Little Scratch by Rebecca Watson; Unsettled Ground by Claire Fuller; The People’s City by Anne Hamilton, Nadine Aisha Jassat, Alexander McCall Smith, Ian Rankin and Sara Sheridan: Paperback Reviews
At first glance, not much is happening this Friday. An anonymous narrator wakes up, goes to her job in a newspaper office, and meets her boyfriend in the evening for poetry and drinks. But beneath the surface, there’s a lot going on. Throughout the day, she struggles with the nervous compulsion to scratch her legs and the dilemma of whether or not to tell her boyfriend that she was sexually assaulted by her boss. And the way Rebecca Watson presents it is far from routine. Little Scratch is an experimental internal monologue that fragments, repeats, organizes itself into columns and forms patterns resembling concrete poetry. This typographical tumult is the mind of our narrator working feverishly to process what is happening to her, to face her trauma and to protect her. It’s an awe-inspiring study of alienation and power, in the workplace and beyond, that resists mundane answers and easy-to-digest resolutions.
Since the death of their father in a tractor accident four decades earlier, the 51-year-old twins, Jeanie and Julius, have lived in isolation with their mother, Dot, in a cottage in the English countryside.

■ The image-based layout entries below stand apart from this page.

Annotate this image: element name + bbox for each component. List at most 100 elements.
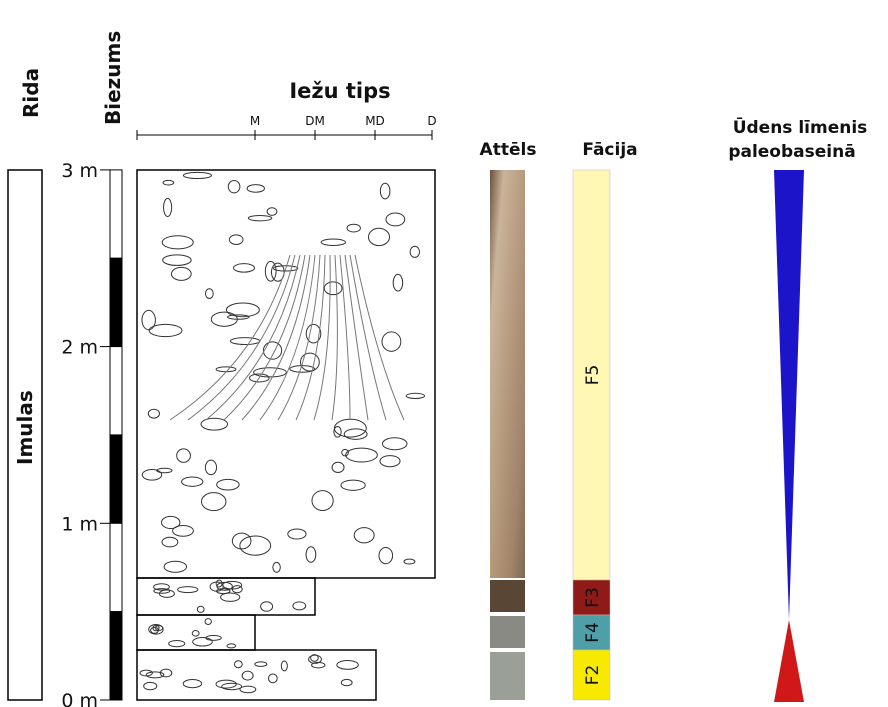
clast	[216, 367, 236, 372]
clast	[382, 438, 407, 450]
clast	[163, 255, 191, 266]
clast	[233, 264, 254, 272]
clast	[162, 236, 193, 249]
clast	[205, 619, 211, 625]
clast	[240, 536, 271, 555]
photo	[490, 170, 525, 578]
clast	[222, 683, 242, 689]
clast	[382, 332, 401, 351]
thickness-segment	[110, 435, 122, 523]
clast	[229, 235, 243, 245]
clast	[337, 661, 358, 670]
clast	[164, 561, 186, 572]
facies-label: F3	[583, 587, 603, 608]
clast	[227, 644, 236, 648]
clast	[148, 409, 159, 418]
clast	[312, 491, 333, 511]
clast	[193, 638, 213, 647]
clast	[205, 460, 216, 475]
clast	[201, 493, 225, 511]
clast	[281, 661, 287, 671]
clast	[393, 274, 403, 291]
bedding	[224, 255, 305, 420]
clast	[263, 342, 281, 359]
scale-label: M	[250, 114, 260, 128]
bedding	[314, 255, 330, 420]
water-title: paleobaseinā	[728, 142, 855, 162]
clast	[234, 661, 242, 668]
clast	[306, 547, 316, 563]
clast	[221, 593, 240, 601]
clast	[410, 246, 419, 257]
clast	[163, 180, 174, 185]
lithology	[137, 170, 435, 700]
clast	[346, 448, 378, 462]
clast	[334, 419, 366, 437]
biezums-title: Biezums	[101, 31, 125, 125]
clast	[406, 393, 424, 398]
depth-label: 0 m	[61, 690, 98, 707]
clast	[341, 480, 365, 490]
depth-label: 2 m	[61, 337, 98, 359]
clast	[379, 547, 393, 563]
photo	[490, 616, 525, 648]
clast	[248, 215, 271, 220]
thickness-segment	[110, 170, 122, 258]
clast	[321, 239, 345, 245]
clast	[149, 324, 182, 336]
clast	[332, 462, 344, 472]
clast	[247, 185, 264, 193]
clast	[380, 183, 390, 199]
clast	[142, 469, 161, 480]
clast	[344, 429, 367, 439]
clast	[267, 208, 277, 216]
clast	[288, 529, 306, 539]
rock-type-title: Iežu tips	[289, 79, 390, 103]
clast	[197, 606, 204, 612]
clast	[183, 680, 201, 688]
clast	[228, 180, 240, 192]
clast	[254, 368, 287, 377]
photo-title: Attēls	[480, 140, 537, 160]
clast	[230, 338, 259, 345]
clast	[240, 686, 256, 693]
water-deep	[774, 170, 804, 620]
unit-label: Imulas	[13, 390, 37, 465]
clast	[255, 662, 267, 667]
rida-title: Rida	[19, 68, 43, 118]
clast	[182, 477, 203, 486]
clast	[144, 682, 157, 689]
thickness-scale: 3 m2 m1 m0 m	[61, 160, 122, 707]
clast	[404, 559, 415, 564]
clast	[368, 228, 389, 245]
clast	[178, 587, 198, 593]
clast	[183, 172, 211, 178]
depth-label: 3 m	[61, 160, 98, 182]
thickness-segment	[110, 523, 122, 611]
clast	[380, 456, 400, 467]
scale-label: D	[427, 114, 436, 128]
water-shallow	[774, 620, 804, 702]
clast	[157, 468, 172, 472]
clast	[341, 679, 352, 685]
clast	[162, 537, 178, 547]
clast	[201, 418, 228, 430]
clast	[354, 528, 374, 543]
clast	[177, 449, 191, 462]
clast	[293, 602, 306, 610]
clast	[171, 267, 191, 280]
clast	[164, 198, 172, 216]
clast	[169, 641, 185, 647]
bedding	[350, 255, 386, 420]
thickness-segment	[110, 612, 122, 700]
clast	[324, 282, 342, 295]
geologic-log: Rida Imulas Biezums 3 m2 m1 m0 m Iežu ti…	[0, 0, 888, 707]
thickness-segment	[110, 258, 122, 346]
thickness-segment	[110, 347, 122, 435]
clast	[173, 526, 194, 537]
clast	[347, 224, 360, 232]
clast	[342, 449, 349, 455]
water-title: Ūdens līmenis	[733, 116, 868, 138]
bedding	[278, 255, 320, 420]
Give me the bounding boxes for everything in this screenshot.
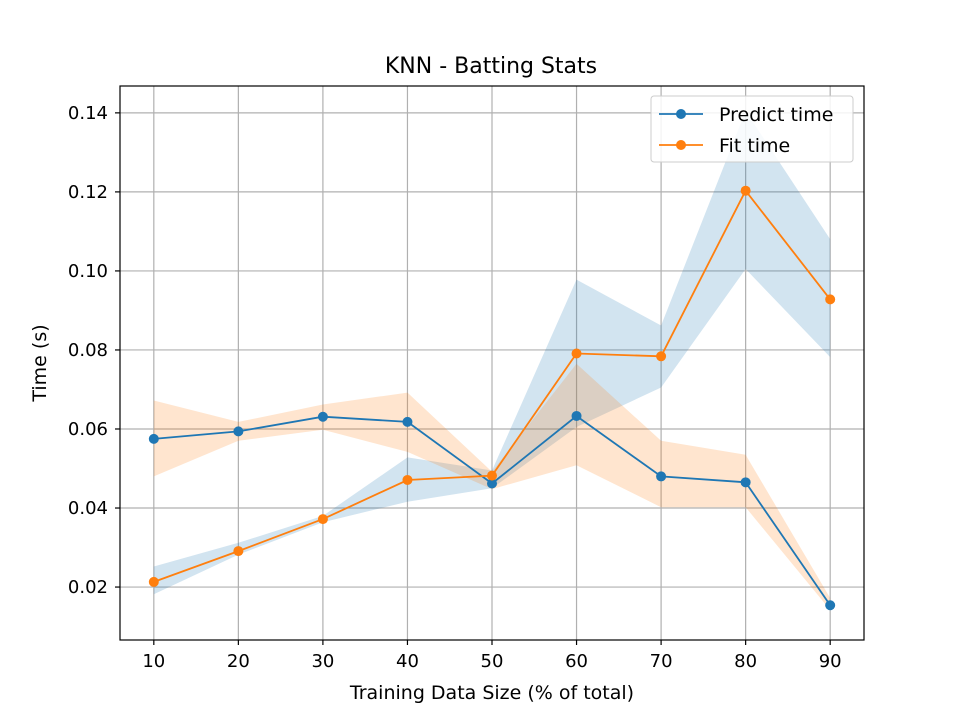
x-tick-label: 20 — [227, 651, 250, 672]
y-tick-label: 0.02 — [68, 577, 108, 598]
series-point-1 — [487, 471, 497, 481]
y-tick-label: 0.06 — [68, 419, 108, 440]
x-tick-label: 50 — [481, 651, 504, 672]
legend: Predict time Fit time — [651, 96, 853, 162]
chart-title: KNN - Batting Stats — [385, 54, 597, 79]
series-point-0 — [825, 600, 835, 610]
series-point-1 — [656, 351, 666, 361]
legend-marker-0 — [676, 109, 686, 119]
series-point-1 — [149, 577, 159, 587]
y-tick-label: 0.04 — [68, 498, 108, 519]
y-tick-label: 0.08 — [68, 340, 108, 361]
x-tick-label: 30 — [311, 651, 334, 672]
series-point-1 — [318, 514, 328, 524]
series-point-1 — [825, 294, 835, 304]
series-point-0 — [402, 417, 412, 427]
series-point-0 — [233, 426, 243, 436]
y-tick-label: 0.10 — [68, 261, 108, 282]
x-tick-label: 90 — [819, 651, 842, 672]
series-point-1 — [233, 546, 243, 556]
y-axis-label: Time (s) — [29, 324, 51, 402]
y-tick-label: 0.12 — [68, 182, 108, 203]
x-tick-label: 40 — [396, 651, 419, 672]
legend-label-1: Fit time — [719, 135, 790, 157]
series-point-0 — [149, 434, 159, 444]
legend-marker-1 — [676, 140, 686, 150]
series-point-0 — [741, 477, 751, 487]
x-axis-label: Training Data Size (% of total) — [349, 682, 634, 704]
legend-label-0: Predict time — [719, 104, 833, 126]
x-tick-label: 80 — [734, 651, 757, 672]
x-tick-label: 60 — [565, 651, 588, 672]
x-tick-label: 10 — [142, 651, 165, 672]
series-point-0 — [656, 471, 666, 481]
y-tick-label: 0.14 — [68, 103, 108, 124]
series-point-1 — [572, 349, 582, 359]
series-point-1 — [741, 186, 751, 196]
series-point-1 — [402, 475, 412, 485]
series-point-0 — [318, 412, 328, 422]
x-tick-label: 70 — [650, 651, 673, 672]
series-point-0 — [572, 411, 582, 421]
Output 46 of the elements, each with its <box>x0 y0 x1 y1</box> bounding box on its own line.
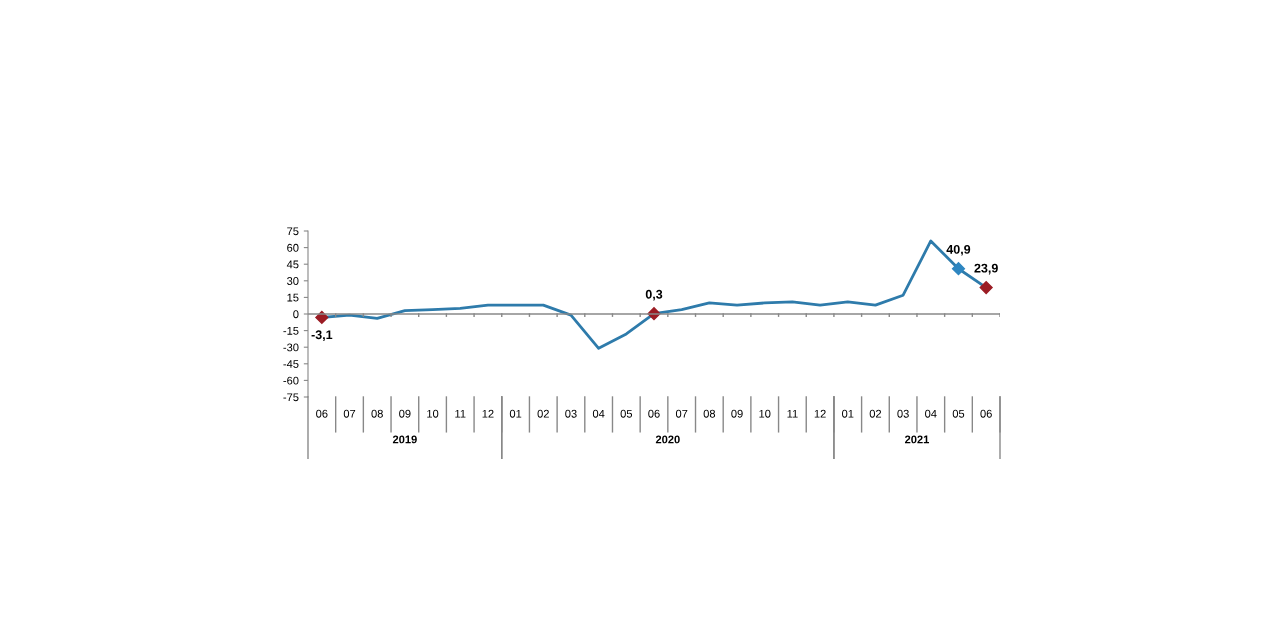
x-tick-label: 03 <box>565 409 577 418</box>
y-tick-label: -30 <box>283 343 299 352</box>
x-tick-label: 08 <box>703 409 716 418</box>
point <box>315 310 329 325</box>
x-tick-label: 01 <box>842 409 854 418</box>
text: 2021 <box>904 435 930 444</box>
text: 2020 <box>655 435 680 444</box>
x-tick-label: 12 <box>482 409 494 418</box>
x-tick-label: 04 <box>592 409 605 418</box>
x-tick-label: 04 <box>925 409 937 418</box>
x-tick-label: 09 <box>399 409 411 418</box>
x-tick-label: 11 <box>787 409 798 418</box>
data-label: 23,9 <box>974 263 998 275</box>
x-tick-label: 10 <box>759 409 771 418</box>
y-tick-label: -15 <box>283 326 299 335</box>
x-tick-label: 06 <box>648 409 660 418</box>
y-tick-label: 45 <box>286 260 299 269</box>
x-tick-label: 10 <box>427 409 439 418</box>
point <box>979 280 993 295</box>
x-tick-label: 03 <box>897 409 909 418</box>
data-label: -3,1 <box>311 330 333 341</box>
y-tick-label: 75 <box>287 227 299 236</box>
x-tick-label: 08 <box>371 409 383 418</box>
x-tick-label: 02 <box>869 409 882 418</box>
data-label: 0,3 <box>645 289 663 301</box>
y-tick-label: -45 <box>283 360 299 368</box>
x-tick-label: 07 <box>343 409 356 418</box>
x-tick-label: 12 <box>814 409 826 418</box>
y-tick-label: 30 <box>287 277 299 285</box>
x-tick-label: 01 <box>509 409 522 418</box>
x-tick-label: 05 <box>952 409 965 418</box>
y-tick-label: 0 <box>293 310 299 319</box>
point <box>951 262 966 276</box>
y-tick-label: 60 <box>287 243 299 252</box>
x-tick-label: 02 <box>537 409 549 418</box>
x-tick-label: 05 <box>620 409 633 418</box>
y-tick-label: 15 <box>287 293 299 302</box>
x-tick-label: 06 <box>316 409 328 418</box>
x-tick-label: 07 <box>675 409 688 418</box>
y-tick-label: -60 <box>283 376 299 385</box>
text: 2019 <box>392 435 417 444</box>
data-label: 40,9 <box>946 244 971 256</box>
x-tick-label: 06 <box>980 409 992 418</box>
x-tick-label: 11 <box>455 409 466 418</box>
x-tick-label: 09 <box>731 409 743 418</box>
y-tick-label: -75 <box>283 393 299 402</box>
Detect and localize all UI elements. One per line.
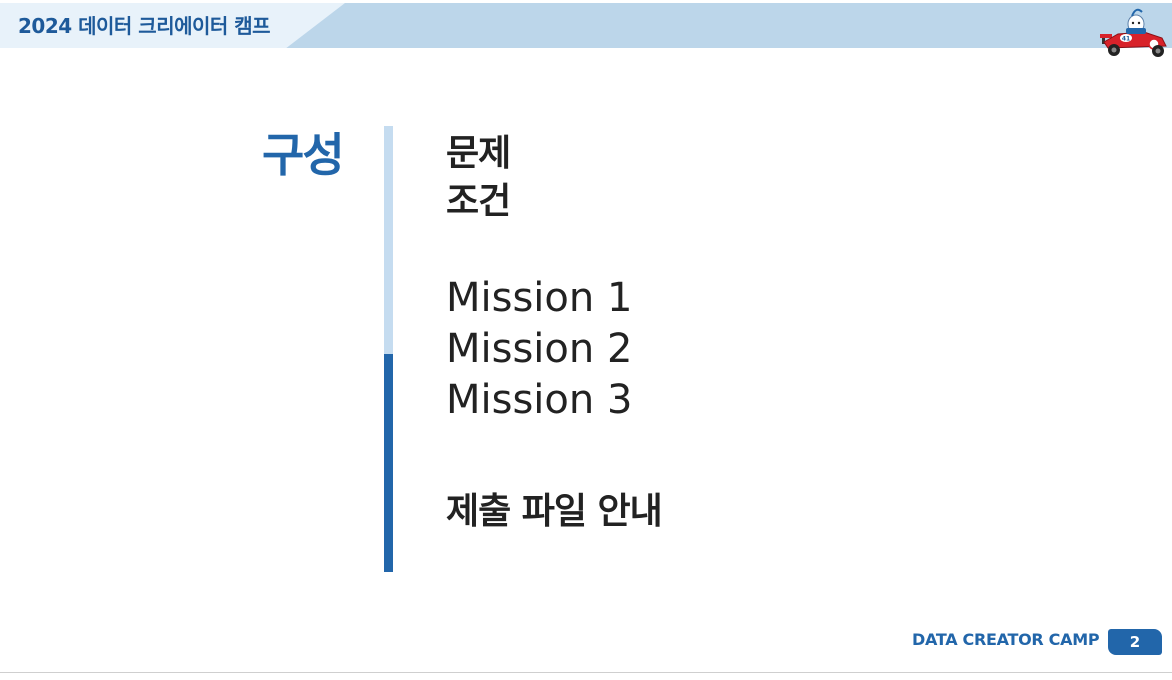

Now that Dot is dead, the twins are thrown into a dizzying world of technology and digital interconnection that they can’t understand and have little time for – all while facing the prospect of losing their home. They must also come to terms with the fact that their mother has kept them home with her by weaving a web of lies, hiding family secrets they never suspected. Fuller’s sober and moving coming-of-age story lets the twins be themselves, in all their weirdness, and doesn’t go out of its way to make us love them. Instead, by holding up a mirror to the complex world we take for granted, she gradually persuades us that their way of life, however unconventional, has value.
THE POPULAR CITY
Anne Hamilton et al
The fourth anthology benefiting the OneCity Trust contains five short stories set in Edinburgh and making the most of its iconic locations. In Anne Hamilton’s The Last Tree, the son Alina gave up for adoption has finally located his biological father, but a 25-year-old deception remains unsolved. Nadine’s narrator Aisha Jassat sees a ghost in Pilrig which is part of her quest to know Edinburgh and its “living echoes”. Alexander McCall Smith’s melancholic In Sandy Bell’s is steeped in the late 1950s, with student digs, amateur photography and a cameo by Hamish Henderson, while Ian Rankin depicts the reunion between two brothers when the one is released after a prison sentence. And in Sara Sheridan’s On Portobello Prom, a photographer finds himself embroiled in a marriage arranged by an Italian ice cream dynasty in 1961. There are five captivating and resonant stories here, with no weak links.